In der Tat schreibt meine Vespa seit Jahren eine schier unendliche Geschichte. Die handelt von einer kleinen Uhr, eingebaut im Tacho des Rollers. Ursprünglich und ab Werk wird diese Uhr von einer winzigen Knopfzelle versorgt, die direkt in die Uhr eingebaut ist. Das ist eine ganz üble Konstruktion, weil der Aufwand, diese Batterie zu wechseln, unglaublich hoch ist.
Also habe ich vor vielen, vielen Jahren eine baugleiche Uhr dort eingebaut, die von einer externen Babyzelle mit 9 Volt versorgt wird. Die Babyzelle hat ihren Platz in einem kleinen Fach im Beinschild, das mit einem Plastikdeckel versehen ist. Akkuwechsel ist seitdem ein Klacks.
Aber fast exakt vor einem Jahr ist diese Uhr langsam gestorben: Zuerst versagten einzelne Segment der Anzeige, bis gar nichts mehr ging. Kaputt also. Aber Ich habe Ersatz, doppelt und dreifach sogar. Nur konnte ich mich ein Jahr lang nicht zum Uhrentausch entschliessen - einfach weil ich weiss, was für eine Scheissarbeit das ist. Nicht schwer, aber ekelhaft. Abschrauben von jeder Menge Plastikteile mit unglaublich versteckten Schrauben - jedenfalls eine Heidenarbeit. So schlimm, wie früher der Batteriewechsel.
Aber heute kann ich mich aufraffen und am frühen Nachmittag gehts ab in meine Werkstatt. Begeistert von der Aufgabe bin ich nach wie vor nicht, aber was muss das muss.
Also los:
- Windschild abschrauben
- Spiegel abbauen
- Hupenabdeckung entfernen (dazu das Piaggio Schild abhebeln)
- Schrauben der hinteren Lenkerverkleidung entfernen
- Alle Schrauben der vorderen Lenkerabdeckung entfernen
- Vordere Lenkerabdeckung ein Stück abziehen
- Tachowelle und alle Stecker abziehen
- Nichts vergessen? Dann hintere Lenkerabdeckung abnehmen
- Tacho aus der Lenkerabdeckung schrauben und Glas entfernen
- Uhr entnehmen, neue Uhr einlegen
Puh, diese Arbeit ist 100%ig spassbefreit. Plastiknasen können brechen, Schräubchen können in die Verkleidung fallen und damit auf ewig verschwinden, Stecker wollen sich nicht lösen lassen - all das kann passieren. Aber meist klappt dann doch alles.

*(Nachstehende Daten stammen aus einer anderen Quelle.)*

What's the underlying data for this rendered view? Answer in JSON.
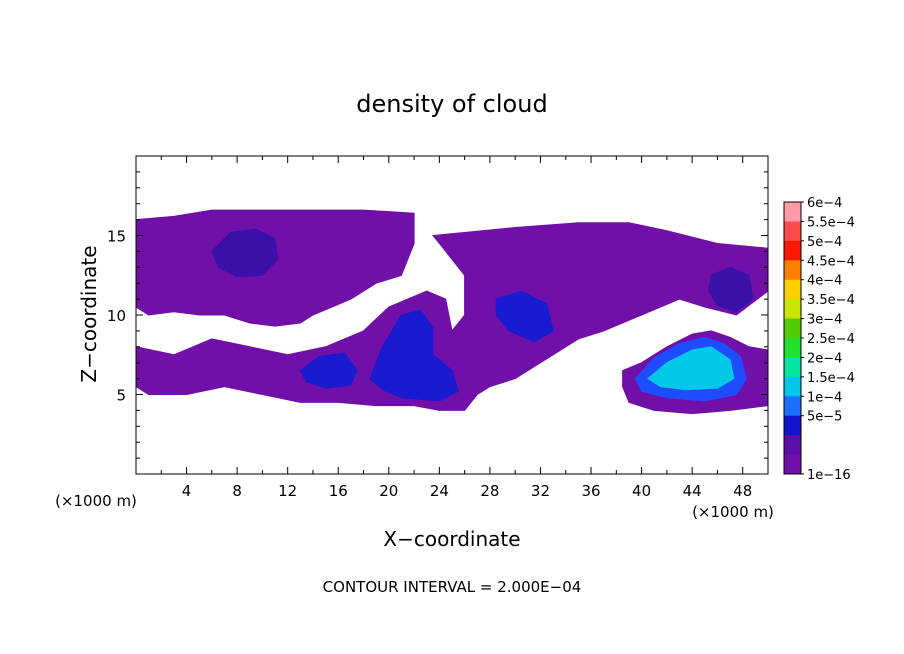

Hier bin ich schon recht weit gekommen und gleich werde ich den ausgebauten Tacho in der Hand halten. Dann dürfte das Schlimmste geschafft sein.

Auch die “Krawatte” muss entfernt werden, weil dahinter Befestigungsschrauben sitzen. Und bis mir wieder eingefallen ist, dass vorher das Piaggio Schild entfernt werden muss und dass ich dafür nur einen dünnen Schraubendreher rechts in eine Aussparung stecken muss, naja das hat etwas gedauert.

Und schon bin ich wieder beim Zusammenbau. Die Uhr ist montiert, der Tacho wieder zusammen, jetzt noch die Steckverbindungen wieder verbinden, die Tachowelle anschliessen und etliche Blechschrauben eindrehen.

Und natürlich die neue Uhr einstellen. Voila, das war’s für heute. Aber ehrlich: Ich hätte viel lieber an einem Motorrad geschraubt. Roller, besonders Vespa und ganz speziell Vespa Cosa sind, was Schrauben betrifft, quasi die Höchststrafe für den Monteur.

Fast alles sitzt wieder am angestammten Platz, nur das grosse Windschild fehlt noch. Das macht zum Glück keine Probleme, denn diese Dübeltechnik ist eine grandiose Lösung zur Befestigung. Einfach, stabil, keine grossen Einstellereien - wirklich prima. Ja, Vespa kann auch clever.

Gegen 17:00 sieht alles wieder so aus, als wäre hier nichts gewesen. Auch mein Ärger über italienische Roller-Konstrukteure ist verflogen. Morgen wird die neue Uhr ausgeführt.